Agent Memory: State Management and Storage Substrates
Memory in an LLM agent is effectively a state management problem across four distinct channels: reasoning, tool history, working facts, and long-term knowledge. Each channel requires a specific storage substrate and eviction policy.
The Four Memory Channels
| Channel | Lifetime | Storage Substrate | Content |
|---|---|---|---|
| **Scratch Reasoning** | Single turn | Model Context | Internal "Chain of Thought" or reasoning steps. |
| **Tool History** | Current loop | Model Context (Summarized) | Sequence of tool calls, arguments, and results. |
| **Working Memory** | Current task | System Prompt / Structured Data | Extracted facts (e.g., `user_id`, `plan_status`) that must survive summarization. |
| **Long-Term Memory** | Cross-session | Vector DB / SQL / Graph | User preferences, past conversation summaries, persistent knowledge. |
---
1. Scratch Reasoning: Context Management
Reasoning tokens (like Chain-of-Thought) help the model but increase token costs without providing lasting value.
* **Eviction Policy**: Keep only the **current** turn's reasoning.
* **Summarization**: Drop prior turns' reasoning during context compression. It is rarely needed for future turns.
* **Telemetry**: Log full reasoning to an external observer/telemetry store for debugging, rather than keeping it in the model's active context window.
2. Tool History: Rolling Summarization
The standard policy of "drop the oldest messages" when context fills up is often a failure mode, as it can delete the user's original goal.
**Policy: Summarization by Age with Pinned Goal**
1. **Pin the Goal**: Always keep the initial user instruction in the prompt.
2. **Rolling Summary**: When context reaches a threshold (e.g., 50%), summarize turns 1 through $N-5$ into a concise paragraph, preserving only current turns ($N-4$ to $N$) in full fidelity.
3. **Preserve Entities**: Ensure the summarization prompt instructs the model to retain IDs, names, and specific values exactly.
3. Working Memory: Fact Extraction
Working memory consists of facts the agent discovers that must drive future actions. These should be stored in structured "slots" rather than prose.
* **Pattern**: Use a JSON block in the system prompt for high-signal facts (e.g., `account_id`, `current_step`).
* **Update Mechanism**: The agent uses a dedicated `update_working_memory` tool when it discovers new facts.
* **Benefit**: This block survives all summarization and allows the orchestrator to monitor progress (or stall) programmatically.
4. Long-Term Memory: Storage Selection
Selecting the right substrate for long-term memory is critical for retrieval quality.
| Use Case | Substrate |
|---|---|
| **Semantic Recall** | Vector Database (Fuzzy match on past interactions) |
| **User Preferences** | SQL Database (Typed columns for `timezone`, `persona`) |
| **Exact Recall** | Transaction Log / Audit DB (e.g., "Was refund #123 issued?") |
| **Relational Knowledge** | Knowledge Graph (Mapping entities and their relations) |
Forgetting and Retention
Unbounded memory is an anti-pattern. Every channel needs a retention policy:
* **Privacy**: Implement a deletion path for GDPR/compliance (deleting specific user nodes/vectors).
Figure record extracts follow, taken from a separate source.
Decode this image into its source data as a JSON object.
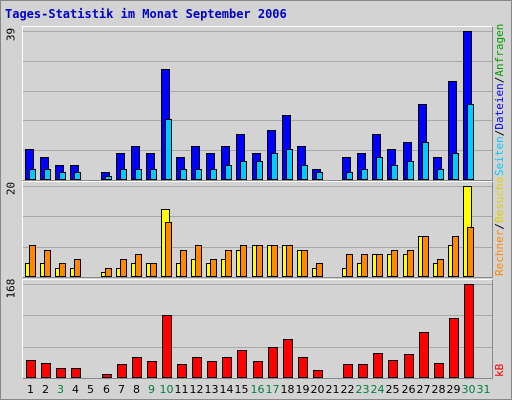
{
  "title": "Tages-Statistik im Monat September 2006",
  "colors": {
    "anfragen": "#00cc00",
    "dateien": "#0000ff",
    "seiten": "#00ccff",
    "besuche": "#ffff00",
    "rechner": "#ff8800",
    "kb": "#ff0000",
    "weekday_label": "#000000",
    "weekend_label": "#008040"
  },
  "right_labels": {
    "anfragen": "Anfragen",
    "dateien": "Dateien",
    "seiten": "Seiten",
    "besuche": "Besuche",
    "rechner": "Rechner",
    "kb": "kB",
    "sep": "/"
  },
  "chart_data": [
    {
      "type": "bar",
      "title": "Tages-Statistik im Monat September 2006",
      "ymax_label": "39",
      "ylim": [
        0,
        39
      ],
      "categories": [
        "1",
        "2",
        "3",
        "4",
        "5",
        "6",
        "7",
        "8",
        "9",
        "10",
        "11",
        "12",
        "13",
        "14",
        "15",
        "16",
        "17",
        "18",
        "19",
        "20",
        "21",
        "22",
        "23",
        "24",
        "25",
        "26",
        "27",
        "28",
        "29",
        "30",
        "31"
      ],
      "series": [
        {
          "name": "Anfragen",
          "values": [
            8,
            6,
            4,
            4,
            0,
            2,
            7,
            9,
            7,
            29,
            6,
            9,
            7,
            9,
            12,
            7,
            13,
            17,
            9,
            3,
            0,
            6,
            7,
            12,
            8,
            10,
            20,
            6,
            26,
            39,
            0
          ]
        },
        {
          "name": "Dateien",
          "values": [
            8,
            6,
            4,
            4,
            0,
            2,
            7,
            9,
            7,
            29,
            6,
            9,
            7,
            9,
            12,
            7,
            13,
            17,
            9,
            3,
            0,
            6,
            7,
            12,
            8,
            10,
            20,
            6,
            26,
            39,
            0
          ]
        },
        {
          "name": "Seiten",
          "values": [
            3,
            3,
            2,
            2,
            0,
            1,
            3,
            3,
            3,
            16,
            3,
            3,
            3,
            4,
            5,
            5,
            7,
            8,
            4,
            2,
            0,
            2,
            3,
            6,
            4,
            5,
            10,
            3,
            7,
            20,
            0
          ]
        }
      ]
    },
    {
      "type": "bar",
      "ymax_label": "20",
      "ylim": [
        0,
        20
      ],
      "categories": [
        "1",
        "2",
        "3",
        "4",
        "5",
        "6",
        "7",
        "8",
        "9",
        "10",
        "11",
        "12",
        "13",
        "14",
        "15",
        "16",
        "17",
        "18",
        "19",
        "20",
        "21",
        "22",
        "23",
        "24",
        "25",
        "26",
        "27",
        "28",
        "29",
        "30",
        "31"
      ],
      "series": [
        {
          "name": "Besuche",
          "values": [
            3,
            3,
            2,
            2,
            0,
            1,
            2,
            3,
            3,
            15,
            3,
            4,
            3,
            4,
            6,
            7,
            7,
            7,
            6,
            2,
            0,
            2,
            3,
            5,
            5,
            5,
            9,
            3,
            7,
            20,
            0
          ]
        },
        {
          "name": "Rechner",
          "values": [
            7,
            6,
            3,
            4,
            0,
            2,
            4,
            5,
            3,
            12,
            6,
            7,
            4,
            6,
            7,
            7,
            7,
            7,
            6,
            3,
            0,
            5,
            5,
            5,
            6,
            6,
            9,
            4,
            9,
            11,
            0
          ]
        }
      ]
    },
    {
      "type": "bar",
      "ymax_label": "168",
      "ylim": [
        0,
        168
      ],
      "categories": [
        "1",
        "2",
        "3",
        "4",
        "5",
        "6",
        "7",
        "8",
        "9",
        "10",
        "11",
        "12",
        "13",
        "14",
        "15",
        "16",
        "17",
        "18",
        "19",
        "20",
        "21",
        "22",
        "23",
        "24",
        "25",
        "26",
        "27",
        "28",
        "29",
        "30",
        "31"
      ],
      "series": [
        {
          "name": "kB",
          "values": [
            32,
            26,
            18,
            18,
            0,
            8,
            25,
            38,
            30,
            113,
            25,
            38,
            30,
            38,
            50,
            30,
            55,
            70,
            38,
            15,
            0,
            25,
            25,
            45,
            32,
            42,
            83,
            26,
            107,
            168,
            0
          ]
        }
      ]
    }
  ],
  "days": [
    {
      "label": "1",
      "weekend": false
    },
    {
      "label": "2",
      "weekend": false
    },
    {
      "label": "3",
      "weekend": true
    },
    {
      "label": "4",
      "weekend": false
    },
    {
      "label": "5",
      "weekend": false
    },
    {
      "label": "6",
      "weekend": false
    },
    {
      "label": "7",
      "weekend": false
    },
    {
      "label": "8",
      "weekend": false
    },
    {
      "label": "9",
      "weekend": true
    },
    {
      "label": "10",
      "weekend": true
    },
    {
      "label": "11",
      "weekend": false
    },
    {
      "label": "12",
      "weekend": false
    },
    {
      "label": "13",
      "weekend": false
    },
    {
      "label": "14",
      "weekend": false
    },
    {
      "label": "15",
      "weekend": false
    },
    {
      "label": "16",
      "weekend": true
    },
    {
      "label": "17",
      "weekend": true
    },
    {
      "label": "18",
      "weekend": false
    },
    {
      "label": "19",
      "weekend": false
    },
    {
      "label": "20",
      "weekend": false
    },
    {
      "label": "21",
      "weekend": false
    },
    {
      "label": "22",
      "weekend": false
    },
    {
      "label": "23",
      "weekend": true
    },
    {
      "label": "24",
      "weekend": true
    },
    {
      "label": "25",
      "weekend": false
    },
    {
      "label": "26",
      "weekend": false
    },
    {
      "label": "27",
      "weekend": false
    },
    {
      "label": "28",
      "weekend": false
    },
    {
      "label": "29",
      "weekend": false
    },
    {
      "label": "30",
      "weekend": true
    },
    {
      "label": "31",
      "weekend": true
    }
  ]
}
* **TTL**: Apply Time-To-Live to facts that may become stale (e.g., `current_location`).
Cross-Session Continuity
A minimal continuity stack requires:
1. **User Context**: Injected into every turn.
2. **Session Summary**: The last $N$ turns of the previous session summarized and loaded at startup.
3. **Preference Injection**: Structured facts ("prefers JSON output") placed in the system prompt.
Verification
Memory quality should be measured via automated evals:
* **Goal Retention**: Does the final action match the initial instruction after 15+ turns?
* **Fact Persistence**: Can the agent recall a ticket ID provided 10 turns ago?
* **Recall Latency**: Monitor the time added by vector retrieval vs. the quality gain.